Dom, 08/29/2021 - 09:04

Zeta no es la última, ni la primera, o tal vez sí

Suele suceder que mientras escribimos algo, y me refiero a los que escribimos el mundo, y sobre todo a los que, como yo, nada los sacia, llega un momento en que se nos acaban las palabras y, poco después, las letras para luego, y en ocasiones para siempre, quedar sumidos en una especie de fango silencioso, un universo derretido alrededor de nosotros y que no deja que nos movamos a gusto.

Y, cuando llega ese temido momento, ese tan temido instante, también es común que culpemos a otras personas y al mundo mismo por lo que no nos culparíamos ni muertos o a punto de morir, es apenas natural, además, que señalemos a aquel que, en ese momento, tiene las llaves de las compuertas que dejaron escapar a esa masa negra y disforme. Pasa todo el tiempo, y aquí no me dejarán mentir los compañeros de lucha, y los espectadores del circo mucho menos, pasa cuando menos lo esperamos, como la escritura misma y la vida en todas sus formas. Algo así como con la imaginación, pero necesitaríamos una vida entera para poder explicarlo, así que mejor me callo ya, o por lo menos antes de que ya no haya remedio.

Me acaba de suceder, y fue por lo que vine a contar esto, justo cuando estaba por terminar de escribir mi obra maestra, esa misma a la que le he dedicado las tres últimas décadas con todos sus instantes incluidos, por lo que me disculpo con todos los actores en mi vida durante esa guerra, porque ya se sabrán incluidos en ella. Pero no entré en pánico, hay que decir también, porque el pánico no sirve para salir sino para entrar, nada más pensé que, por más que fuera mi gran obra, y lo mejor que podría llegar a hacer, podría venir cualquier otro y convertirla en algo innecesario, como todo lo que hace y ha hecho la humanidad desde que existe, incluidas estas palabras, por supuesto. Lo que pasó fue que, faltando algunas pocas palabras, en ese justo momento cuando sentimos que ya tenemos la victoria en las manos, todo se esfumó, como si de un sueño se tratara. Sentí como si hubiera llegado al final de mi vida y, de la nada, todo el camino que mis pies dibujaron, queriendo o sin querer, se cubriera con la veloz hierba del olvido y nada quedara de lo que todavía era y estaba a punto de dejar de ser.

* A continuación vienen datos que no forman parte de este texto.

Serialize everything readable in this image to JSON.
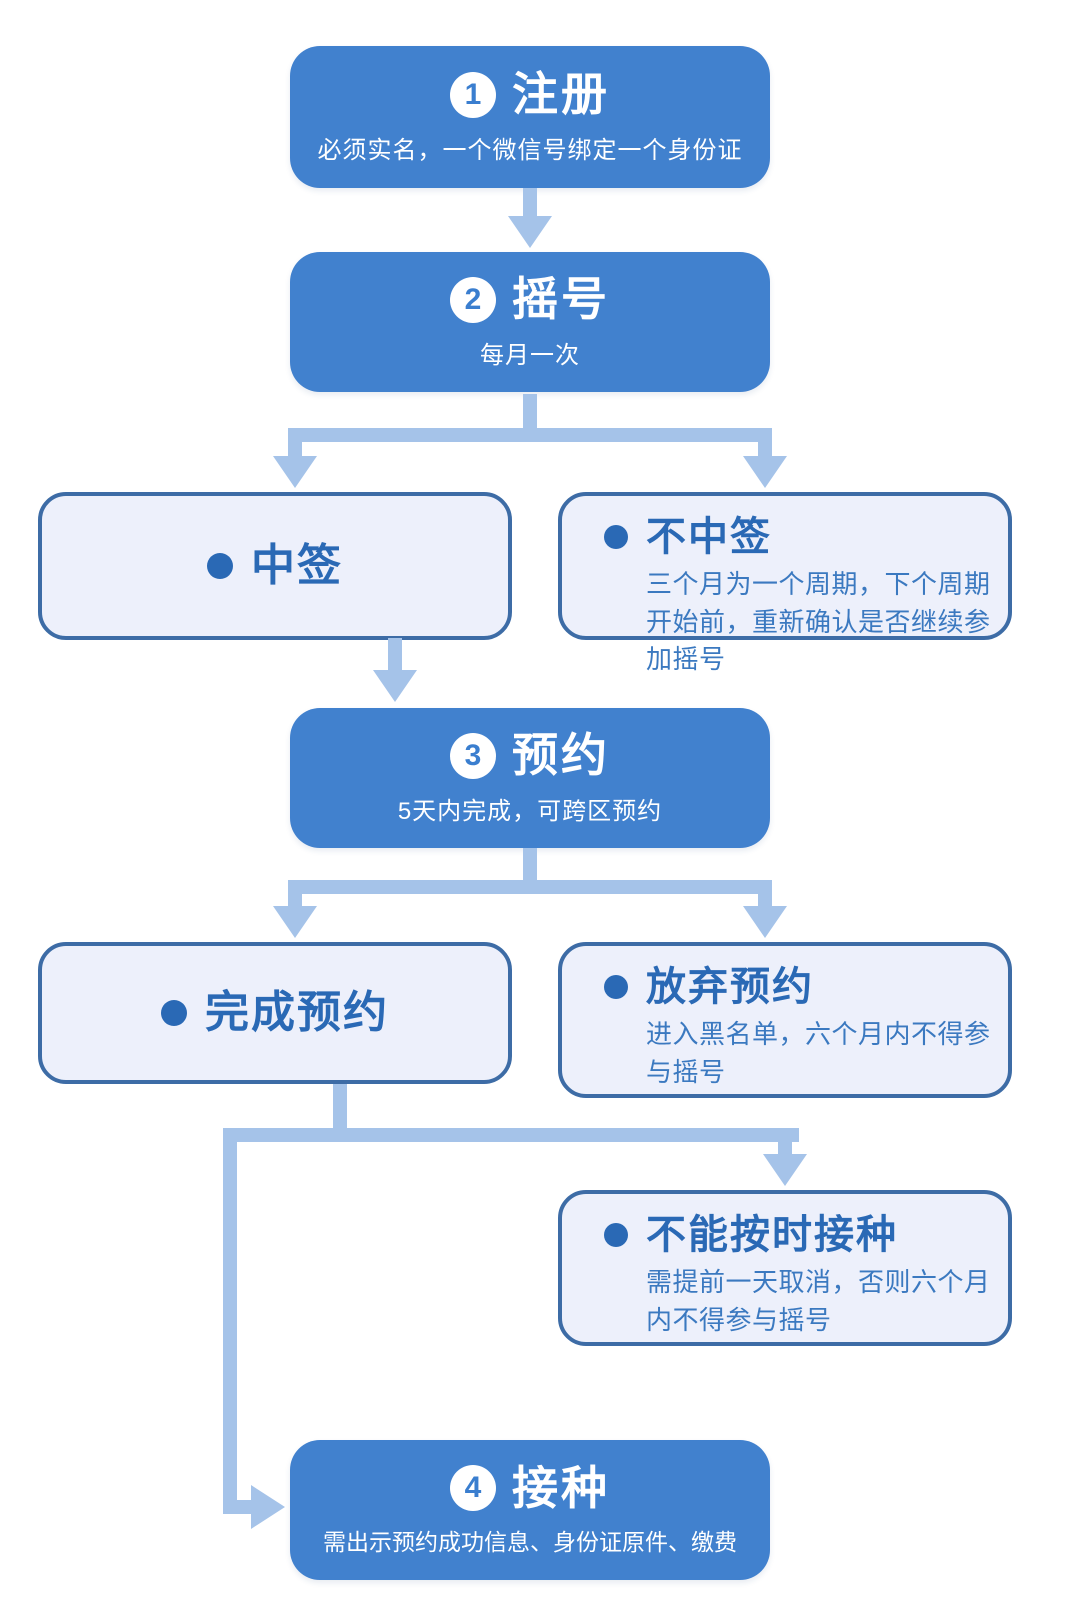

Y sí, respetados asistentes a esta conversación, presenciales y virtuales, sincrónicos y asincrónicos, reales e imaginarios, voluntarios y obtenidos por medios fraudulentos, si regresamos a la idea sobre el fin del mundo, luego de que se acaban las palabras, las letras y hasta los silencios, queda todo por descubrir, o, mejor dicho, mejor inventando, queda todo por imaginar, pero dejémoslo entonces para un siguiente encuentro entre nosotros, o uno entre nuestros herederos, a ver si el tiempo y los finales hacen su trabajo y no nos hace extendernos como líquidos pegajosos, hasta que ya no queda nada limpio, para decir que desde el principio estaba todo claro y que el final hubiera podido evitarse.